Many have been called away from their area of expertise and had to cover rota gaps due to continuous under-staffing – especially during the ongoing “pingdemic”.
One junior doctor told City A.M that the pay rise “forgot everyone who’s had their training disrupted during the pandemic or been called up early from medical school.”
But asked if the pay row would risk a repeat of the junior doctor strikes in 2015 and 2016, they said: “It’s not like the last strike, as there’s an ongoing pandemic now.”

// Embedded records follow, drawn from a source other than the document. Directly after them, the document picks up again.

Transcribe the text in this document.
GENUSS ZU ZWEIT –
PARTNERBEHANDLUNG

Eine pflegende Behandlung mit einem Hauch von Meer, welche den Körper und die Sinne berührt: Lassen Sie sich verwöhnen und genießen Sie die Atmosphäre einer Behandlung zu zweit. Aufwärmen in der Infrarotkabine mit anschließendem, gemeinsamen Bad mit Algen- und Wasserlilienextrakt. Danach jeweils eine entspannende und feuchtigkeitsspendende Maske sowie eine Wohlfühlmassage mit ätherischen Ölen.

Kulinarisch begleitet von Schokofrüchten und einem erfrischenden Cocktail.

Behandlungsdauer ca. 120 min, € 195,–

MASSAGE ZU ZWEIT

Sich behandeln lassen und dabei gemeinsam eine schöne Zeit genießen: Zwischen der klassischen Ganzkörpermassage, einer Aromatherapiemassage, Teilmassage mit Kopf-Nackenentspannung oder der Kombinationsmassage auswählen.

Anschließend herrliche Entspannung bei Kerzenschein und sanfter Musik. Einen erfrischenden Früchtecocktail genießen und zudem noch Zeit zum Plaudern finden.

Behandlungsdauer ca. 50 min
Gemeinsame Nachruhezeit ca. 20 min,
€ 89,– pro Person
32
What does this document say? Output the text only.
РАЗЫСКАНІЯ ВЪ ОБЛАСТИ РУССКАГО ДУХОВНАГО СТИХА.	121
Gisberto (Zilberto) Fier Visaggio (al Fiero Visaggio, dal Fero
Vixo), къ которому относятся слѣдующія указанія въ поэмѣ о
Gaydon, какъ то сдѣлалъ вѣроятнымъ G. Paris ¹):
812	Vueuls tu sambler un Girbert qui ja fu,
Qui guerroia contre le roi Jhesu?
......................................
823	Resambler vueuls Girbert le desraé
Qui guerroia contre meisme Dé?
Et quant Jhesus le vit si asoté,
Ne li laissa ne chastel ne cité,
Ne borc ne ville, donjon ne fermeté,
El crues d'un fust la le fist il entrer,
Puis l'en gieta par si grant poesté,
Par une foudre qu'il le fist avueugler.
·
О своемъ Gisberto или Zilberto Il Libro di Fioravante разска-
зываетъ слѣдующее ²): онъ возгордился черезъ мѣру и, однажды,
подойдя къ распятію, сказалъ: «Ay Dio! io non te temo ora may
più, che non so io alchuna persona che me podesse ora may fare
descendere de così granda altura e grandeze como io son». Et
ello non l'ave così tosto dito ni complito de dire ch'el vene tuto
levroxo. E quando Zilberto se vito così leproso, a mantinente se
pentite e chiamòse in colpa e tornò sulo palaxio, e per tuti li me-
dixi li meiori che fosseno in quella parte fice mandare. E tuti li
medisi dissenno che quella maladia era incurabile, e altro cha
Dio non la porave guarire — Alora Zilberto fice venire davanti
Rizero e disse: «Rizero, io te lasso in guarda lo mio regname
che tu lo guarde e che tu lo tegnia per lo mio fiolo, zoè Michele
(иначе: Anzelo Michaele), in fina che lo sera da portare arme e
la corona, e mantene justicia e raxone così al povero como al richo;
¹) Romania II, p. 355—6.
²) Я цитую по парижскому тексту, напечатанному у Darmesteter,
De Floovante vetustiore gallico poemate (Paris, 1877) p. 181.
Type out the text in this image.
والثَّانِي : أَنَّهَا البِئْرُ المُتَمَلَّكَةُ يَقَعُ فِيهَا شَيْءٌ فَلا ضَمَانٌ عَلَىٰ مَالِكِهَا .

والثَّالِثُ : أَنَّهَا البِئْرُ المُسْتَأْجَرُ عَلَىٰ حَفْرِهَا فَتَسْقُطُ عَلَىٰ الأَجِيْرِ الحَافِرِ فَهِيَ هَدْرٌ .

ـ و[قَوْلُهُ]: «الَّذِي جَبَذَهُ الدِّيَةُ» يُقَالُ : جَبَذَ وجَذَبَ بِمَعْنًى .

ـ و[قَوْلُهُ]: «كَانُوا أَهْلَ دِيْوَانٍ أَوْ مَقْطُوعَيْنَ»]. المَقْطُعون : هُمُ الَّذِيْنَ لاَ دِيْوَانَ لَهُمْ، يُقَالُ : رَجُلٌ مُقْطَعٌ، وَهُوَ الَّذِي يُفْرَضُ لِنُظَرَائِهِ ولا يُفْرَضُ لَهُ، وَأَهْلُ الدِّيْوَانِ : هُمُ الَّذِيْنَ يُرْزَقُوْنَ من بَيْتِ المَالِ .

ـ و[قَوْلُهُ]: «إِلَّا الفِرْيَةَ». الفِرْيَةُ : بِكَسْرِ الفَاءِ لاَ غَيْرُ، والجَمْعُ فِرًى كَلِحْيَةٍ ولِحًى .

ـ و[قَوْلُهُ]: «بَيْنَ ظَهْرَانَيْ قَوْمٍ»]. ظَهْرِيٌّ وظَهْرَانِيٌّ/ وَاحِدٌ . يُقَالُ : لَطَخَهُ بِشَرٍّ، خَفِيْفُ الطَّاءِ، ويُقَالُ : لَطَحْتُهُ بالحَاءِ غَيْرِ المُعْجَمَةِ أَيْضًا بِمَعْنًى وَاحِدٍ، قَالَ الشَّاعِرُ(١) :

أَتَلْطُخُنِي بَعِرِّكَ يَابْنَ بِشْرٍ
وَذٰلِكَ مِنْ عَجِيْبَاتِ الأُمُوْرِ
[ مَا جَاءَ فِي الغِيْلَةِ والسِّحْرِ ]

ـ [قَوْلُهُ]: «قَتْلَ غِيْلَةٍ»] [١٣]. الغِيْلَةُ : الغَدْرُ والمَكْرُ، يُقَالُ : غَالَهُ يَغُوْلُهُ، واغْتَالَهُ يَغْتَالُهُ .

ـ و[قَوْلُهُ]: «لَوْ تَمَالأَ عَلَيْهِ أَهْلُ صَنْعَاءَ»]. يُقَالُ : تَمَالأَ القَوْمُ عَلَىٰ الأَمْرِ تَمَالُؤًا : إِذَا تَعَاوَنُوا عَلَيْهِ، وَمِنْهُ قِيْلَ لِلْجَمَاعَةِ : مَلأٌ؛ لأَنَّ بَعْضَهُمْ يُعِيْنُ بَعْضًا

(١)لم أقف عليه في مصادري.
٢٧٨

DAUK said it planned to hold an emergency meeting with its members to formulate next steps after it consulted with members and the “overwhelming majority of respondents” had supported industrial action.
“Any improvement on the derisory 1 per cent previously offered to NHS workers is welcomed, but 3 per cent barely takes the edge off the erosion of doctors’ pay over two decades,” said DAUK chair Dr Jenny Vaughan.
“Doctors in the NHS have suffered a 30 per cent pay cut in real terms, and after inflation this ‘pay rise’ will ultimately be a pay freeze,” she added.
Asked whether industrial action was on the cards for nurses, Pat Cullen, interim general secretary of the Royal College of Nursing (RCN), told the BBC “we will put that to our nurses next week in a consultative ballot and they will decide”.
The controversy surrounding the pay offer came as the number of patients admitted to hospital for Covid-19 reached its highest level since 25 February, according to NHS England data.
A total of 752 Covid hospital admissions were reported on 19 July – a rise of 21 per cent on the previous week.
Coronavirus cases spiked on Tuesday, when the UK recorded 46,558 new positive cases in 24 hours – up 40.7 per cent compared to the same day the week before.
Dr Duranka Perera, junior doctor and DAUK Treasurer, said: “After over a decade of austerity and real terms pay cuts, a 15 per cent pay increase is the bare minimum we at DAUK see as acceptable.”